Mastercard is launching a system to assess the risk of criminal association with cryptocurrency exchange on its payment network.
The Crypto Secure platform is powered by artificial intelligence (AI) algorithms, harnessing on-chain data derived from blockchains, among other sources.
Its intended users are banks and financial institutions, who are presented with a dashboard that provides color-coded ratings representing different levels of suspicious activity, from green meaning “low,” to red indicating “high” risk.
Crypto Secure provides no other commentary, leaving the decision to accept a prospectively suspicious crypto merchant to the platform’s users.
Crypto crime now a $14 billion business
Mastercard said it was launching the service in light of the growing number of crimes that have been perpetrated as cryptocurrency adoption swelled over the past year.
Some $14 billion worth of cryptocurrencies flowed into digital wallets associated with illegal acts last year, according to data from blockchain analytics firm Chainalysis.
This year has also seen its fair share of high-profile cryptocurrency hacks and scams. Chainalysis recently reported that a surge in stolen funds from decentralized finance (DeFi) protocols had sent losses from cryptocurrency hacks soaring nearly 60% between Jan. and July 2022.
During this period stolen funds from cryptocurrency hacking totaled $1.9 billion, up from $1.2 billion during the same period last year, according to Chainalysis data.

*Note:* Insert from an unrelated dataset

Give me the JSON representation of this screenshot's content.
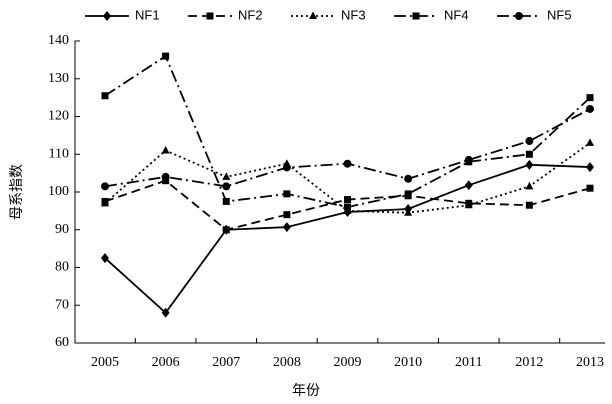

Powered by newly-acquired startup
Using its innovative data analytics and algorithms, the Menlo Park-based company helped businesses and government agencies investigate illicit transactions involving cryptocurrencies.
In addition to New York-based Chainalysis, CipherTrace also counts London-based Elliptic among its rivals.
Mastercard’s CipherTrace acquisition had followed a number of similar investments the company had made in its digital assets’ sphere.
These included the creation of crypto cards through partnerships with Uphold, Gemini and BitPay, in addition to creating new platforms to test and support non-fungible tokens, stablecoins and even central bank digital currencies.